Friday, September 16, 2005

Eugenics and Population


From:

Population Problems in the United States and Canada: An Outgrowth of Papers Presented at the Eighty-Sixth Annual Meeting of the American Statistical Association, December, 1924


Book by Louis I. Dublin; Houghton Mifflin Company, 1926

CHAPTER XVII

EFFECT OF THE HEALTH MOVEMENT ON FUTURE POPULATION

By SAMUEL J. HOLMES

PROFESSOR OF ZOƖLOGY, UNIVERSITY OF CALIFORNIA

THE ascertainment of the way in which the health movement will probably affect the population of the future is a many-sided problem. It is often assumed that the advancement of medicine and hygiene is bound to cause a certain amount of racial deterioration because the weaklings are thereby kept from being eliminated by natural selection. Mr. A. E. Wiggam, for instance, warns us that medicine and hygiene 'are weakening, will weaken the human breed.' 'Vice and disease,' he tells us, 'purify the race because they kill the weak and vicious. They leave the strong, robust, and virtuous to hand the torch of heredity to men unborn.' Possibly this is true. A priori, it sounds sufficiently reasonable. But it may be only partly true, and there may be counter-tendencies which, even from the standpoint of eugenics, serve to offset some of the racial ills which result from the saving of more lives. At any rate, the conclusion is one which requires careful scrutiny if our acts are to be in any way affected by it.
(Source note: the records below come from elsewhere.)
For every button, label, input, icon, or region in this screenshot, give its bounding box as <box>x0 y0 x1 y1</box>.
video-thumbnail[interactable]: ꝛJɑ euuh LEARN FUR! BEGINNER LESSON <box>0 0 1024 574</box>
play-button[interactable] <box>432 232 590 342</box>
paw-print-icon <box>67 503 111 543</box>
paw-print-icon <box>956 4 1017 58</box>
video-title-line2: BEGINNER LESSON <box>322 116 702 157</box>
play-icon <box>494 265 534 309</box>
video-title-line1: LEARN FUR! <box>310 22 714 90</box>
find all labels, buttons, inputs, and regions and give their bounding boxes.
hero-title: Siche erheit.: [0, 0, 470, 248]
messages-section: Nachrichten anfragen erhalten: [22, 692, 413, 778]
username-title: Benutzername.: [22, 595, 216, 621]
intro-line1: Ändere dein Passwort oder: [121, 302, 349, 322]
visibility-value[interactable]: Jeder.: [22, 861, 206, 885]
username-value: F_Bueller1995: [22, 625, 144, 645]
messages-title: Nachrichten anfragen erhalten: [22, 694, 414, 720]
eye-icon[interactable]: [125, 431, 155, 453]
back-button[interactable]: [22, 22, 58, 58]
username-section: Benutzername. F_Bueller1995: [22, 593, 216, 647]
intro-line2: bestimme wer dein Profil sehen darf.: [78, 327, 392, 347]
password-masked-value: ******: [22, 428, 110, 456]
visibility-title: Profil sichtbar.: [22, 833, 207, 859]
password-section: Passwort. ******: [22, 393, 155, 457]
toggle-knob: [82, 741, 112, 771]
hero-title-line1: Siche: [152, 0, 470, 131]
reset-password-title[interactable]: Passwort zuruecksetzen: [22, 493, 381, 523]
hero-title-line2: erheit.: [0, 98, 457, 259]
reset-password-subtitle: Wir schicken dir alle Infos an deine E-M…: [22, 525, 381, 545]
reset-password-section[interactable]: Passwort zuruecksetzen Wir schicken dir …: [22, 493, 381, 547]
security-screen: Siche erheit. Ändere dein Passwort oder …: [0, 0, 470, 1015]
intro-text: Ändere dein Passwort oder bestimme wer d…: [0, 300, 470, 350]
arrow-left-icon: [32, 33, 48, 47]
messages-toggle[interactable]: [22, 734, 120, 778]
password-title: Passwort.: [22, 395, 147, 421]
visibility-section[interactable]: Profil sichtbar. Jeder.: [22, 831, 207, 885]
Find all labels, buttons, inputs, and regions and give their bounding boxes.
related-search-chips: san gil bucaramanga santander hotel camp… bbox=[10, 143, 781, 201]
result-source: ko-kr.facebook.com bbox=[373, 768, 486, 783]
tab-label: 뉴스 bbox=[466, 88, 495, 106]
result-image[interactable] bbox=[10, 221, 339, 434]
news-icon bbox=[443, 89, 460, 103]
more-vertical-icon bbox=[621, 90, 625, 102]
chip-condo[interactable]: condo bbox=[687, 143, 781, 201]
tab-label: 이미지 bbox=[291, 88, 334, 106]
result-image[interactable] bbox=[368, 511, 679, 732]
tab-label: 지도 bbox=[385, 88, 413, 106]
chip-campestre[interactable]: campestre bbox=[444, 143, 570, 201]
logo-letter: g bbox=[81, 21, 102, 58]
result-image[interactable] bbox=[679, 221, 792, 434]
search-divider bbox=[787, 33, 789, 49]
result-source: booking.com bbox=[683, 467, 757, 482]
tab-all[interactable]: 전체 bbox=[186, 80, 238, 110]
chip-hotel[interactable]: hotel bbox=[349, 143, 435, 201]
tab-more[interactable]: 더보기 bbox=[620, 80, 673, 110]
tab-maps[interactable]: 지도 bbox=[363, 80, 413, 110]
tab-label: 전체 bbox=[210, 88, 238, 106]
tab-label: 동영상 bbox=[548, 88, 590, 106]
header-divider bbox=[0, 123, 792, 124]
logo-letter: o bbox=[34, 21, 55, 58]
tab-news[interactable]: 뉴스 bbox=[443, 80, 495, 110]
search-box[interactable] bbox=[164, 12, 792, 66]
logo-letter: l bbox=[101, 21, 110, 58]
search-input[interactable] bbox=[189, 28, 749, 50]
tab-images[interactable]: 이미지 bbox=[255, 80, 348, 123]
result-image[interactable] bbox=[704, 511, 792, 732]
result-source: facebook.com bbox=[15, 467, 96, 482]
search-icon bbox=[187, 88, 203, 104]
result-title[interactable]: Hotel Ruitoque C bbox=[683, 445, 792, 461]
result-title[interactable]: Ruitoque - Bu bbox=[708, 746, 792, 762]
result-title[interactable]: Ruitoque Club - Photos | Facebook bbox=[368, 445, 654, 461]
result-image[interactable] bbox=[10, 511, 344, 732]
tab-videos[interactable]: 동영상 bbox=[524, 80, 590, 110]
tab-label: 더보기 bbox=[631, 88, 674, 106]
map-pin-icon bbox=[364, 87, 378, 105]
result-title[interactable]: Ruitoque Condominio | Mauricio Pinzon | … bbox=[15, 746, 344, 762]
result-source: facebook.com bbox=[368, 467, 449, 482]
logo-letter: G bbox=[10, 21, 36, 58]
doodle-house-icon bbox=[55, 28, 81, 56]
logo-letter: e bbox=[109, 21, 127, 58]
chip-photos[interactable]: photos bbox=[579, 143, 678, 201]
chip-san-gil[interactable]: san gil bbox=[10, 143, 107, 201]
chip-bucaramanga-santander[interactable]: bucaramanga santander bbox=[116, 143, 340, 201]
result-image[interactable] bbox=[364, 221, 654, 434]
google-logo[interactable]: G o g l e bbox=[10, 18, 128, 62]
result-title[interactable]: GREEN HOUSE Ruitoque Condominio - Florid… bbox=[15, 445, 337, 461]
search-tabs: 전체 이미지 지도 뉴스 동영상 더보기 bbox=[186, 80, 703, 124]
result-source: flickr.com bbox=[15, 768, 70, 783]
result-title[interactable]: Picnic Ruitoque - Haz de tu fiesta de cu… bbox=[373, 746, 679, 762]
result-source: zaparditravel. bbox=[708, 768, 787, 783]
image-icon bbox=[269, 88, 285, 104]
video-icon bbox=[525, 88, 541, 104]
No one, so far as I am aware, recommends the cessation of medical aid and public health activities on account of their alleged injurious effects upon our racial vigor. Prospects of decadence through the decline of the death-rate are generally cited to impress us with the urgency of eugenic reform. But the chief occasion for alarm from the eugenical standpoint is to be found, I believe, more in the anomalous distribution of birth-rates than in the mere reduction of mortality. After all, it is the differential birth-rate that counts in evolution. It is birth, not death, that leads on to further development, the death of the unfit being favorable to advancement simply because it prevents the unfit from producing inferior progeny. If the unfit were not eliminated, but merely failed to reproduce, the outcome would be very much the same.